A priest, Humphrey, was instituted here in 1259, but the oldest parts of the building are 14th century. Leyland (1538) says ‘Torington is a great large toune and stondith on the brow of an hille and hath 3 fair streates yn it and a market everywke, and ons a yere apon St Michal’s day the best fayr.’
Outside the church there is a stone inscribed ‘This Church was blowen up with powder Febr ye 16th Anno 1645 and rebuilt Ao 1651’.
The Royalists who held the town had stored 80 barrels of gunpowder in the church. The Roundheads took the town and shut their prisoners up in the church. Somehow the explosion resulted, with great loss of life. In the churchyard a cobbled mound covers a mass grave.
Experts differ over how much of the church was destroyed. There are 14th century pillars at the east end of the nave, while the solid square pillars farther west are from 1651. The small Tudor room at the east end of the south aisle survived entirely, and was possibly the Tudor library mentioned in some records.
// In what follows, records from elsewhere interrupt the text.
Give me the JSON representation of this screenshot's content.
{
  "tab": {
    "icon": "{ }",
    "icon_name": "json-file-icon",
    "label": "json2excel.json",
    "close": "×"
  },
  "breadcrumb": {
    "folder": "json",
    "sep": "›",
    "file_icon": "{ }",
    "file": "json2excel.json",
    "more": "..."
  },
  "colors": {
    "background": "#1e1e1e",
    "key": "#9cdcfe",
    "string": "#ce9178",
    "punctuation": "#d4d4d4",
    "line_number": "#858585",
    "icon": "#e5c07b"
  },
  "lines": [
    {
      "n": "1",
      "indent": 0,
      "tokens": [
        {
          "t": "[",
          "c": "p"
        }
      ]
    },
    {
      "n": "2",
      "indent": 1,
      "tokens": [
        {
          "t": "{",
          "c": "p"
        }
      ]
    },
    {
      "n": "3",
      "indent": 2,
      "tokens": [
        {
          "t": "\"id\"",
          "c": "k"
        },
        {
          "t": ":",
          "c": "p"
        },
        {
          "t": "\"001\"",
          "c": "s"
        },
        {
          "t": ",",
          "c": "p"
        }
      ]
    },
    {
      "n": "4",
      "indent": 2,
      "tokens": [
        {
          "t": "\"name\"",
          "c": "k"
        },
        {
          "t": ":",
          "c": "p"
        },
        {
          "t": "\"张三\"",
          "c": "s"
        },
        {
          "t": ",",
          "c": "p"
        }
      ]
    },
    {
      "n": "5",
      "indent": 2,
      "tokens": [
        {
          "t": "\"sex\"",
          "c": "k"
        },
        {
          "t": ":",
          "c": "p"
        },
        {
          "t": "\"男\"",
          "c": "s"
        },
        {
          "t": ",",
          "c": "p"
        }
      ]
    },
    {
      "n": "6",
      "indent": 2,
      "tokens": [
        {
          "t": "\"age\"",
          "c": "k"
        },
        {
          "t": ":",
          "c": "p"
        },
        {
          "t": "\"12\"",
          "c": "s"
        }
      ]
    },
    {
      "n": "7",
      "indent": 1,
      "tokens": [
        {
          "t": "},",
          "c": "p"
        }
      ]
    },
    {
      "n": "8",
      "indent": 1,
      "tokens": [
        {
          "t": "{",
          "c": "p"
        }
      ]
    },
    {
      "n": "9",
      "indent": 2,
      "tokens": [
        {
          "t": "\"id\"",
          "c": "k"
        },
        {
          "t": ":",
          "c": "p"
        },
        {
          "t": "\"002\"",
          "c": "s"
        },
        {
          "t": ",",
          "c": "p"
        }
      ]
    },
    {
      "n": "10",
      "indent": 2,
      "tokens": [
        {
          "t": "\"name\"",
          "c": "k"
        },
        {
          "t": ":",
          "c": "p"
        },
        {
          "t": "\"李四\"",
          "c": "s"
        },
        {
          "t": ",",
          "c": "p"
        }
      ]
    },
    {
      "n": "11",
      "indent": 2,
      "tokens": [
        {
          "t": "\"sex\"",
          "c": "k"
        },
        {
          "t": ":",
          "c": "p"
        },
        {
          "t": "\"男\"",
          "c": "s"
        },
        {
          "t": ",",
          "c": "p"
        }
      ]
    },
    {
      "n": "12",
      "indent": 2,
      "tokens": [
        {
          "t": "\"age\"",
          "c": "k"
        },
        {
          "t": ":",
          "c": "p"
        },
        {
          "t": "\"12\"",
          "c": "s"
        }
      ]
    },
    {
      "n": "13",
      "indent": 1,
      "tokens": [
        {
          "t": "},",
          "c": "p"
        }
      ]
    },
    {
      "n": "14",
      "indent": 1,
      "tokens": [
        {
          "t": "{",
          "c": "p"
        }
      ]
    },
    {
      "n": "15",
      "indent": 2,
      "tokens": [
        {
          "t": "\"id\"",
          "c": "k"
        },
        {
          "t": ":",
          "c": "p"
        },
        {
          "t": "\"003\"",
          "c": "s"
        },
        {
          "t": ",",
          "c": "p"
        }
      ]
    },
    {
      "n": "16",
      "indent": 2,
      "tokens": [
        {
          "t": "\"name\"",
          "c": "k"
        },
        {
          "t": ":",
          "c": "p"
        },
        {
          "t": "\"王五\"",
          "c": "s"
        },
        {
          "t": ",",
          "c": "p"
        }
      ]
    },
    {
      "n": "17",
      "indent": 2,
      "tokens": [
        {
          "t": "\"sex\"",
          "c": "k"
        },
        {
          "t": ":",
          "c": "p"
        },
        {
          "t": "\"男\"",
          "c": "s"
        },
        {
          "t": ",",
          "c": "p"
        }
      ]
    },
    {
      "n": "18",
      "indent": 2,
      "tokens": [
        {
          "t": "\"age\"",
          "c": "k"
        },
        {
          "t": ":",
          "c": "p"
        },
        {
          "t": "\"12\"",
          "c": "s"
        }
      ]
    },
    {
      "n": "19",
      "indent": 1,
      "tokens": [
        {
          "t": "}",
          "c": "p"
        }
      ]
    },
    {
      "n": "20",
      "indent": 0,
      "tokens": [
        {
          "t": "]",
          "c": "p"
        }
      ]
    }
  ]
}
The resulting fire destroyed the old furnishings and monuments, but the Bible survived. The new pulpit, with carved cherubs, wreaths and gilding is typical 17th century. The Willis organ is finest in the West Country. The white ensign by the organ was used in the Normandy landings in 1944, and presented by Captain Sutcliffe RN, whose daughter Rosemary has made Torrington famous in her novels.
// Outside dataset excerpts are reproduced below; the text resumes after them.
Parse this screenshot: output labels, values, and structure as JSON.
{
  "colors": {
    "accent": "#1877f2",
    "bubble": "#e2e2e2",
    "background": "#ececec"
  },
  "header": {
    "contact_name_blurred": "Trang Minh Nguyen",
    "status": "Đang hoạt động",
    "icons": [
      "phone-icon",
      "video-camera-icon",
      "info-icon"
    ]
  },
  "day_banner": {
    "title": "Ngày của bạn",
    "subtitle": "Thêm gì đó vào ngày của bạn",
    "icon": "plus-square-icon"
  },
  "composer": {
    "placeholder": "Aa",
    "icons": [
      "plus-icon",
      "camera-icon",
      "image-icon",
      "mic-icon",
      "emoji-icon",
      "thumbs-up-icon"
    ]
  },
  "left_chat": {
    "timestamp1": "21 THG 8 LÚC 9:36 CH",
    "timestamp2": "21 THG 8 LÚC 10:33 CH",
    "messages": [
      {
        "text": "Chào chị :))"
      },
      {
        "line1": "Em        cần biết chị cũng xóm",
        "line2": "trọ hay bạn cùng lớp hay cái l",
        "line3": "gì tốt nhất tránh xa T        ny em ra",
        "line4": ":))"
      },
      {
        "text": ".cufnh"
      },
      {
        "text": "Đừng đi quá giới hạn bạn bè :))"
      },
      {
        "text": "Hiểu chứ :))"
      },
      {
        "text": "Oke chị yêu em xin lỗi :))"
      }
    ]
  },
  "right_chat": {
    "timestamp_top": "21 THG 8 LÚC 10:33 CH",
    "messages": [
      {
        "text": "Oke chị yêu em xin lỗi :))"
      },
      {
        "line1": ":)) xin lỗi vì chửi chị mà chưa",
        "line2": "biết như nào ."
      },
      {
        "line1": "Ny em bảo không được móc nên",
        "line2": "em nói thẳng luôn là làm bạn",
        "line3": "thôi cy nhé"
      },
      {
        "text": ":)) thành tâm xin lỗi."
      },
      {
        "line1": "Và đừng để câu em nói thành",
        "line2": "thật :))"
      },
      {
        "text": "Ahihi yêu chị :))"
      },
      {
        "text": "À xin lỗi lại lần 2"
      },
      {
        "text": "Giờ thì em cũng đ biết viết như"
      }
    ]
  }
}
There are some interesting memorials, including one in the sanctuary commemorates Sara Gooding, who was born by caesarian section in 1671 (Infans si misere discerpta e ventre parentis). The canopy over the war memorial contains fragments from Westminster Chapter House salvaged after bomb damage, and there is an original battlefield cross.
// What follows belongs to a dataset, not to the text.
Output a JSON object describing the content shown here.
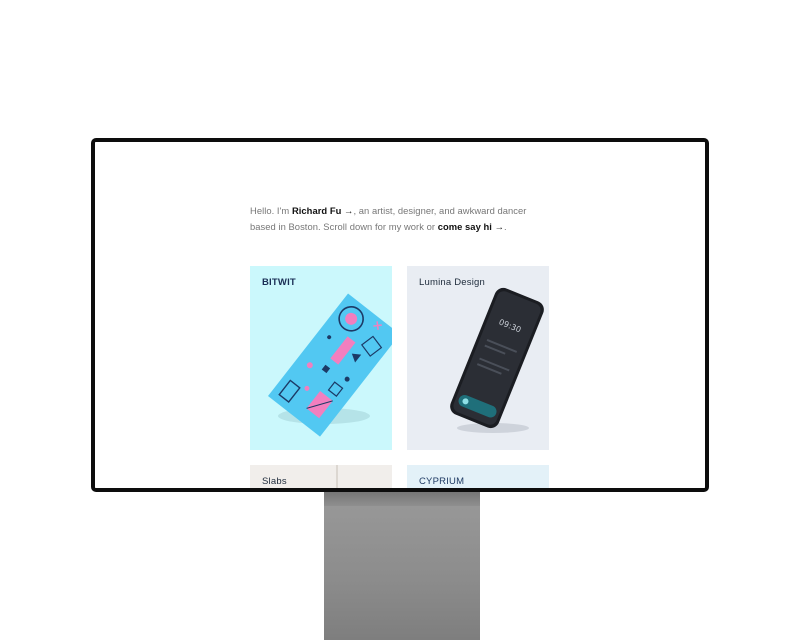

The lovely Chapel of St James has a copy of Caravaggio’s ‘Ecce Homo’ made by Catharine Doe, who was born in Torrington in 1818 and studied in London. The window is a memorial to Thomas Fowler the apothecary and inventor who died in 1843. The border shows two of his inventions: the thermosiphon (the foundation of central heating systems) and a calculating machine which won the admiration of Charles Babbage (his contemporary, and inventor of a calculator).
Torrington is still encircled on three sides by common land, given to the town in the 12th century. A stroll round the churchyard will reveal many quaint and touching epitaphs.